Bugün aradan yüzyıl geçti. Osmanlı günlerinin aksine Kıbrıs Muharebesi (1974) bir yana bırakılırsa savaşsız bir süreç söz konusu. Ülke ekonomisinin en mühim kaynağı, bu barış sürecinde Milli Eğitim`e aktarılıyor. Ama hâlâ okuma yazma oranı yüzde yüze çıkmadı.
O da önemli değil. Halk, okumayı öğrense de yazıya alışmadı. Hâlâ bir öğrenciye yazılı bir ödev vermek, bir tür eziyet kabul ediliyor, kelli felli okumuşlardan ise dört başı mamur bir makale almak mümkün değil. Üstelik Türkler hâlâ Arapça yazmayı başaranlara saygı duyuyor, “Osmanlı” harflerini kullananları “bilge” görüyor. Açıkçası yüzyılda Latin Alfabesi Türkleşmedi, Türkler de 1928`den önce neredeyse bin yıldır kullandıkları harfleri sadece Arap harfleri olarak görmedi, kendisine ait bilmeye devam etti. Zira o harflerle İslam öğrenilmiş, İslam anlatılmıştı ve İslam, asla sadece bir kavmin dini olamazdı.
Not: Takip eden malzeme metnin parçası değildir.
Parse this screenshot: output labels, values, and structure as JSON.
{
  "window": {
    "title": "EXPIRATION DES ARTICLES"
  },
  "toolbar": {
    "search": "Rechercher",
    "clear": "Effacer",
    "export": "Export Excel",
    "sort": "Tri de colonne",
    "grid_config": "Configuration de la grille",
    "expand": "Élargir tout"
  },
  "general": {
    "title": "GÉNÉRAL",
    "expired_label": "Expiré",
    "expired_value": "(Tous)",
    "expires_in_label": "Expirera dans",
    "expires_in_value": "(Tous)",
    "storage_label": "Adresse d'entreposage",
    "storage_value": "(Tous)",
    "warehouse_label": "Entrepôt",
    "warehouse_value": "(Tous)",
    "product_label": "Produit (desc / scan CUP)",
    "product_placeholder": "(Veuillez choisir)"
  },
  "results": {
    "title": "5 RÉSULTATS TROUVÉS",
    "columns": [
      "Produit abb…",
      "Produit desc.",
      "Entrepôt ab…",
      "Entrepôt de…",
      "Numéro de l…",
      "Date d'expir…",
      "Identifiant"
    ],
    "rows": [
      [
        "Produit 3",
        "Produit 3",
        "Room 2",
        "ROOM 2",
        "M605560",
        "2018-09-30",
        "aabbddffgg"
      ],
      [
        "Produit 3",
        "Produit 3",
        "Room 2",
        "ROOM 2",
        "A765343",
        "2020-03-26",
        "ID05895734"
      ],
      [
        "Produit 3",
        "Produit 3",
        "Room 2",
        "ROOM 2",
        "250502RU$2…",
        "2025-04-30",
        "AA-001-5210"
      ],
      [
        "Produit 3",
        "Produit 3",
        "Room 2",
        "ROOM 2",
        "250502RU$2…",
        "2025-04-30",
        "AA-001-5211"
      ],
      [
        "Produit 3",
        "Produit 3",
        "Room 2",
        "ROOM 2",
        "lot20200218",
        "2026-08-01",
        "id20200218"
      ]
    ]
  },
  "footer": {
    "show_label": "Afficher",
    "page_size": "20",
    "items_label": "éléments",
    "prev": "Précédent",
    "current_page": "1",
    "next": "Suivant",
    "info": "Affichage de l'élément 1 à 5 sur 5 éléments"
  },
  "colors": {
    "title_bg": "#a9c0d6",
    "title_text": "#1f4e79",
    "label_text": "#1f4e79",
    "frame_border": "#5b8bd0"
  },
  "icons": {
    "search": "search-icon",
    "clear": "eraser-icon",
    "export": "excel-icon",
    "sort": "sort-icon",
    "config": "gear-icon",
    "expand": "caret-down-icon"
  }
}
Bu durumda okuma yazma problemini “Eski Harf”lere yükleyenler, “Arap Harfi” diyerek o harfleri dışlayanlar “medeni bir ahlak”la özür dilemeli değiller mi?
Daha önemlisi şu bizim harflerimize bir iade-i itibar zamanı gelmedi mi? O harflerin uğradığı eziyetin hiç olmazsa Cumhuriyet`in 100. Yılında son bulması “insanî” bir vazife olmaz mı?